Arrive early: Don’t forget that Kaymakli is a popular spot even though it's not on the regular tourist path. Arriving early will help you avoid the long lines and crowds.
Buy Cappadocian Travel Pass® so you don’t have to wait in ticket lines: Cappadocia Travel Pass® is great for a lot of reasons but the best thing about it is that you can save plenty of time instead of waiting for long ticket queues. Kaymakli Underground City is included with the Pass as well as other 35+ attractions.
These tips can help you explore Kaymakli Underground City safely and have fun while learning about the area's fascinating history and culture. So, why wait, see you in Cappadocia this year!
Cappadocia is thought to have about 200 underground cities but today only three of them are open to the public. These three underground cities are Derinkuyu, Kaymakli, and Ozkonak but it is not fair to compare them, they all have different features. But read our blog posts and decide for yourselves.
Some sources mention that Kaymakli Underground City is 60 meters but others say 80 meters.
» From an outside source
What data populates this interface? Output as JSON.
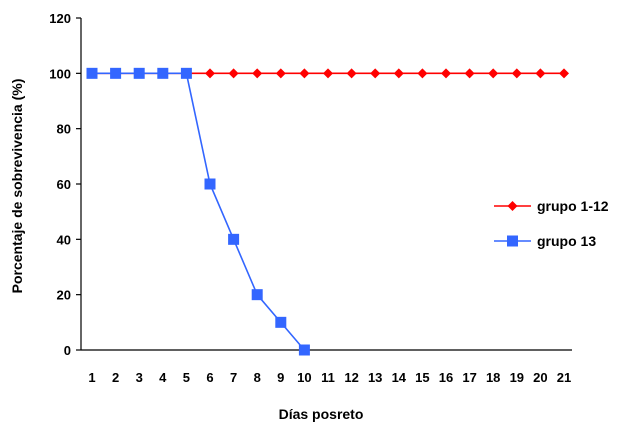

Since we didn’t measure ourselves, we can depend on the official numbers so it is around 80 meters deep.
Underground cities in Cappadocia are amazing and definitely worth visiting if you can. You can witness humanity’s strength and persistence during your visit.
As of 2023, entry to Kaymakli Underground City in Cappadocia Turkey is 100 TL
Taxis or private drivers are the quickest ways to travel from Goreme to Kaymakli Underground City. An alternative is to take a bus to Nevsehir, where you can change to a bus going to Kaymakli.
Underground cities can be claustrophobic but there are areas you can rest inside if you feel overwhelmed. But if you suffer from claustrophobia, we recommend you not to get inside.
Kaymakli Underground City has 8 floors but only 4 of them are open to the public by 2023.
Early Christians hiding from Roman Empire were the first inhabitants of Kaymakli Underground City. Later on, Christians continue to hide there up until 1909 when they need a secure area.